Carvajal: Failure of religion

Carvajal: Failure of religion

“All this is allowed to continue because too many people think like middle-class church-goers: Let’s pray and pretend we’ve done enough.” – Joshua Wong, pro-democracy protest leader, Hong Kong.

AS I write mass and social media are highlighting a Global Survey result that points to a rise in corruption in the Philippines. This is most probably true. But the thing to notice here is the not too subtle insinuation that if the rise is happening in President Duterte’s watch, it must be due to his “crude” and “killing” governance.

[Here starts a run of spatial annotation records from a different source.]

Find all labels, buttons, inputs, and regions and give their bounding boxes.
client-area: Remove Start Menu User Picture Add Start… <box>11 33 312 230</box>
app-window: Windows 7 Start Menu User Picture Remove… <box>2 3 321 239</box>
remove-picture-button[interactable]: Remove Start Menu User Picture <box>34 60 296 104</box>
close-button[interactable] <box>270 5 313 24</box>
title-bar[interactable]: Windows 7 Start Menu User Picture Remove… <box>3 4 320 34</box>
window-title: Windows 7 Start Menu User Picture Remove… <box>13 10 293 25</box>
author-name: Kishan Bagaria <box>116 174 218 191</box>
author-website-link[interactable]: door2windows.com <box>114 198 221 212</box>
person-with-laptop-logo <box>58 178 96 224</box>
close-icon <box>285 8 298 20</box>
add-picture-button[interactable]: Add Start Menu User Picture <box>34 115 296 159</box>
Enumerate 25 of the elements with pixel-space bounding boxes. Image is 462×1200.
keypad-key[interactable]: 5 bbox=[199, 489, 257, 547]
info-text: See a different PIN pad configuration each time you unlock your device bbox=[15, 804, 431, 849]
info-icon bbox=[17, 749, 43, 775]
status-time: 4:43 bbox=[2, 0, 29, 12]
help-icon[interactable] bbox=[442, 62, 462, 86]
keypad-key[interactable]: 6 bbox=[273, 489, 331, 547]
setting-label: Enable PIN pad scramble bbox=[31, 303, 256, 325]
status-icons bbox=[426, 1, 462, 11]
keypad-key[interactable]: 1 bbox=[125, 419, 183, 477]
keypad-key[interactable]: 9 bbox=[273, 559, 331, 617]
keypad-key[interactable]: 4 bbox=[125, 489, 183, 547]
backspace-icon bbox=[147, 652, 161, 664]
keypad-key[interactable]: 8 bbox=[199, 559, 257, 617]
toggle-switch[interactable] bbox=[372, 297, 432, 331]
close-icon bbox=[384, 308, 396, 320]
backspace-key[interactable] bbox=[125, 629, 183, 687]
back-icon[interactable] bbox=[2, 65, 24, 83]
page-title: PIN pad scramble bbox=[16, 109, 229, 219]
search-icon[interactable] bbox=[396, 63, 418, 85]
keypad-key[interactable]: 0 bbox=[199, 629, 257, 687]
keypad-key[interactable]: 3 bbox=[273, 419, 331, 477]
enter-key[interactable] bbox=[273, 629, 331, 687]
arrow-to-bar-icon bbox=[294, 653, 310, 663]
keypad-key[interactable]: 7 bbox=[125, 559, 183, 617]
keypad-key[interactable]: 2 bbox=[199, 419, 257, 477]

Yet, it only takes scratching the surface of our history to see that corruption has really never abated in this country. It peaked with Martial Law, but Edsa’s ouster of corruption-incarnate Marcos hardly made it break stride. It sprang back with a vengeance as soon as the system of exclusive elite rule was restored.

P-Noy ostensibly tried to stop it but to no avail. Duterte tries even harder but still, if the Global Survey is to be believed, no success.

This can only mean corruption is embedded in our culture. We are born into a society that accepts corruption as a given in life, a game one has to play to survive. Don’t rank-and-file employees (of business and government) take home pens, envelopes and paper etc. because they see their bosses take home the electric fan or the refrigerator or use official vehicles for private trips? (I am not saying anything here that I haven’t seen or experienced in my 76 years on earth.)

If it’s a cultural thing, then it’s a failure of religion which is the determinant element of a nation’s culture. It is a failure of the main religion, Catholicism, to provide mostly Catholic Filipinos with a straightforward moral compass. If our society is lost in a sea of injustice and corruption, it can arguably be concluded that Catholicism has failed to provide this society with a moral compass that points to the true North of honesty and integrity.

One only needs to note that graduation from a religious educational institution has not made a noteworthy difference. Graduates of these schools who go into business or government are, if not more, as unjust and corrupt as any graduate from a secular institution.

Ask me why and my answer is Joshua Wong’s. To paraphrase him, corruption is allowed to continue because too many middle-class Catholic church-goers think the way they were taught by their priest: You don’t need to call out elephants in the room; it is enough to attend mass, go to confession, put money in the collection box and pray for their sick, hungry and homeless victims.

Sadly, that’s all religion is to too many Filipinos. Failure of religion to provide a moral compass is why corruption continues to rise.